CORPORATE FINANCING AND INVESTMENT DECISIONS WHEN FIRMS HAVE INFORMATION THAT INVESTORS DO NOT HAVE, S. Myers et N. Majluf Fiche de lecture
Stewart C. Myers et Nicholas S. Majluf publient en 1984 un article novateur dans le domaine de la finance d’entreprise, intitulé « Corporate financing and investment decisions when firms have information that investors do not have » (Le financement des entreprises et les décisions d’investissement lorsque les sociétés détiennent des informations que les investisseurs ne possèdent pas). Dans le cadre d'un modèle de signal issu de l’économie de l’information, Myers et Majluf analysent l'interdépendance des décisions d'investissement et de financement de l’entreprise. Ils refusent l'analyse en termes d'information parfaite, et supposent au contraire l'existence d'asymétries d'information entre le dirigeant de l'entreprise et les actionnaires, en place ou potentiels.
Asymétrie d'information et structure financière de l’entreprise
Sous l'hypothèse d’une information asymétrique entre dirigeant et actionnaires, le résultat théorique majeur de Myers et Majluf est qu'une entreprise peut être amenée à renoncer à de nouveaux projets d'investissement, a priori rentables (dont la valeur actualisée nette est positive), si elle est pour cela contrainte à une augmentation de capital (émission d’actions). La structure financière de l'entreprise n'est pas neutre, et l'impact du projet d'investissement sur celle-ci doit être pris en compte. Les agents peuvent, en effet, inférer les informations privées détenues par le dirigeant à partir des décisions de financement (autofinancement, émission d’obligations, d’actions, etc.) qu’il prend et qui modifient la structure financière de l'entreprise (la composition de son passif).

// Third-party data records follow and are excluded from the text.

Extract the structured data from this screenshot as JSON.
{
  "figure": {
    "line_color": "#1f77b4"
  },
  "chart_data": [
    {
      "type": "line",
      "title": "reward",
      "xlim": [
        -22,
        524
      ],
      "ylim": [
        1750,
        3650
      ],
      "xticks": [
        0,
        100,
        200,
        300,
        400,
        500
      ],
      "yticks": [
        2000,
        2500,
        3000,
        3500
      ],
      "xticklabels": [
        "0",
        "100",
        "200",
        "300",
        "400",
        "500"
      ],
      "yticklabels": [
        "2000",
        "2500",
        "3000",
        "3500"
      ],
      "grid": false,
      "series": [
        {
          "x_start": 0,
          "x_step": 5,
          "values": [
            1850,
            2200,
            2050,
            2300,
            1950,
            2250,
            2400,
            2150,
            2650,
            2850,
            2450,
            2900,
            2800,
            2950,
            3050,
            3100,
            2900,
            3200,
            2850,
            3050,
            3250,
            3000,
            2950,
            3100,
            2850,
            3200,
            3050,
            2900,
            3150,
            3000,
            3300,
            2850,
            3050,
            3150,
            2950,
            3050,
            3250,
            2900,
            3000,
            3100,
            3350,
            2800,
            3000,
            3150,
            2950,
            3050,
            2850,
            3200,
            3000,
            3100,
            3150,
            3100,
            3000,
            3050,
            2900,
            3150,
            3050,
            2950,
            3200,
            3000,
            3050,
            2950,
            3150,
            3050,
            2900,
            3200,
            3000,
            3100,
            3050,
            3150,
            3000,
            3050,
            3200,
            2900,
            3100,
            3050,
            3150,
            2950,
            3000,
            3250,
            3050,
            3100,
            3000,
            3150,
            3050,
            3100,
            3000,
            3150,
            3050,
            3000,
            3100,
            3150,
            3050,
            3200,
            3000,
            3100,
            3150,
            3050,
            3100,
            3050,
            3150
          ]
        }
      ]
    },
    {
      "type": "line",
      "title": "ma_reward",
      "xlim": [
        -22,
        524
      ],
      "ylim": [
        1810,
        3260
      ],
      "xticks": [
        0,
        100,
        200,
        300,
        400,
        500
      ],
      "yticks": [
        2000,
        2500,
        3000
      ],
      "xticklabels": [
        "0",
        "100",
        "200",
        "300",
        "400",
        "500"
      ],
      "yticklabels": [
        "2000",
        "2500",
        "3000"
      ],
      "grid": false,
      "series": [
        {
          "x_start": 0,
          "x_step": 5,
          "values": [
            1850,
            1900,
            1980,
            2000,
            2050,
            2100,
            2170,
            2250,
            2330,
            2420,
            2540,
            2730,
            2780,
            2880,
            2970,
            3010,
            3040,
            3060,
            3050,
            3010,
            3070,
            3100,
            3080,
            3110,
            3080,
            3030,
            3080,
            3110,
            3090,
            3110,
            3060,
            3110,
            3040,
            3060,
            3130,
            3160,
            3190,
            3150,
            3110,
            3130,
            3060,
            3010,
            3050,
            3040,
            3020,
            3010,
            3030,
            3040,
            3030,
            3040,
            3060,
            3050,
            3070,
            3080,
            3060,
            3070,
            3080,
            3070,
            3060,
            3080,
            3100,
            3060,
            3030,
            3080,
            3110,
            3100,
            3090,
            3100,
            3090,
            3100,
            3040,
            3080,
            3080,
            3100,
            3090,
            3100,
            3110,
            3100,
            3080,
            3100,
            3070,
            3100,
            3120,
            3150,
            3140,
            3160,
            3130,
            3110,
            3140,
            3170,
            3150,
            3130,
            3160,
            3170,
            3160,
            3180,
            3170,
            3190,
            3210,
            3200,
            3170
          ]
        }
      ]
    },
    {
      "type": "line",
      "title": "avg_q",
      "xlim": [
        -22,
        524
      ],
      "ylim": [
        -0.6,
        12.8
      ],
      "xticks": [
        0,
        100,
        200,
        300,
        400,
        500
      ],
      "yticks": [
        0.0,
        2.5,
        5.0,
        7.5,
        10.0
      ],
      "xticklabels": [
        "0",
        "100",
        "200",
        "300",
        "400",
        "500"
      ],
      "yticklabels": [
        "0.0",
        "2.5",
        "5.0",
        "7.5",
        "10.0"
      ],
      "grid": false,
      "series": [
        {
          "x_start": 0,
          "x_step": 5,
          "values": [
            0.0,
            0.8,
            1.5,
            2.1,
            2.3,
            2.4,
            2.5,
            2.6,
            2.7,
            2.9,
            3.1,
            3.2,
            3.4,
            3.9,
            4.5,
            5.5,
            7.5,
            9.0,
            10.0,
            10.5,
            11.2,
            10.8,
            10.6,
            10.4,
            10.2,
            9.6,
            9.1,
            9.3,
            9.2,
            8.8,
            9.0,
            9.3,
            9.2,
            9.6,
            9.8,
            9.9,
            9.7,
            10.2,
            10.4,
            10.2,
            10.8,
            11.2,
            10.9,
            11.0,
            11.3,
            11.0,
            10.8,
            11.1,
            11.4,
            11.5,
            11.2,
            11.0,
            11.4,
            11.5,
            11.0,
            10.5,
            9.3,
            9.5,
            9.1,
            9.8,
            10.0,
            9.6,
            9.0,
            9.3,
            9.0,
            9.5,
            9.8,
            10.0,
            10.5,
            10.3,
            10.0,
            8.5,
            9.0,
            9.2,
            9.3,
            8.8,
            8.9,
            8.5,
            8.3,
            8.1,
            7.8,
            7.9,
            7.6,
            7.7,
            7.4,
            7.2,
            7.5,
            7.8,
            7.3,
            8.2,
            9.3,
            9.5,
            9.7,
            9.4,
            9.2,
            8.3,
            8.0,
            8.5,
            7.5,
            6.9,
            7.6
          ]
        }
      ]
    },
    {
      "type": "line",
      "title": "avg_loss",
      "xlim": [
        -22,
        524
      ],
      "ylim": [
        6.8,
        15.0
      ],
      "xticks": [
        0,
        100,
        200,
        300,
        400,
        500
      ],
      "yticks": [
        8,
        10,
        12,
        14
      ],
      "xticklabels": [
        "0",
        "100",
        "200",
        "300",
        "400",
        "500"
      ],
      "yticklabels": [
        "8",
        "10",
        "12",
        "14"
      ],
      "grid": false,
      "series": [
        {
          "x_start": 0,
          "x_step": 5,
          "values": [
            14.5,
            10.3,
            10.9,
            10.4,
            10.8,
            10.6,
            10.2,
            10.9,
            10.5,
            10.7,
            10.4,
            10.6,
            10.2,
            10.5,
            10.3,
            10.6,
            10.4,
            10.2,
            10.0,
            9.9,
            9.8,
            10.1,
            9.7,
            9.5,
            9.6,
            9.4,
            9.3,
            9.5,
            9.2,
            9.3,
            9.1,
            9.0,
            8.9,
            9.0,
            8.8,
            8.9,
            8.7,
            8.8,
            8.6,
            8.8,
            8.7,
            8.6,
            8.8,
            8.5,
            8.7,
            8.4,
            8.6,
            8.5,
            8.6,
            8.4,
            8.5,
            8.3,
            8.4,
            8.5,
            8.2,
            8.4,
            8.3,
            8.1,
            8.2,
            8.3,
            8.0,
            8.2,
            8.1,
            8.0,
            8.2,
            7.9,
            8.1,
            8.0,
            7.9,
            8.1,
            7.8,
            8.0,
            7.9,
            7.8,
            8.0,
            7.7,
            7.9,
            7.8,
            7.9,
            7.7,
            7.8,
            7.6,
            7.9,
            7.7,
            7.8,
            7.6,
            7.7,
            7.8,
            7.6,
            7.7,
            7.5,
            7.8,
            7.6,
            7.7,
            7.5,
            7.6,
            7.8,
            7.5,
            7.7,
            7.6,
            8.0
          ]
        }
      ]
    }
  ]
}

Myers et Majluf considèrent un dirigeant d'entreprise qui envisage de lancer un projet d'investissement. Pour ce faire, il est contraint de recourir à une augmentation de capital, les ressources financières propres de l'entreprise étant insuffisantes. De nouveaux actionnaires accèdent par conséquent au capital de la société, et l'on assiste à une dilution du capital détenu par les anciens actionnaires. Les auteurs supposent que seul le dirigeant connaît la rentabilité exacte du projet d'investissement et la véritable valeur de l'entreprise. En outre, tous les investisseurs sont conscients de cette asymétrie d'information et savent que le dirigeant agit dans l'intérêt des actionnaires en place. L’asymétrie d’information n’affecte donc pas la relation entre actionnaires en place et dirigeant, mais, par contre, un conflit d’intérêt oppose les actionnaires en place et les nouveaux investisseurs.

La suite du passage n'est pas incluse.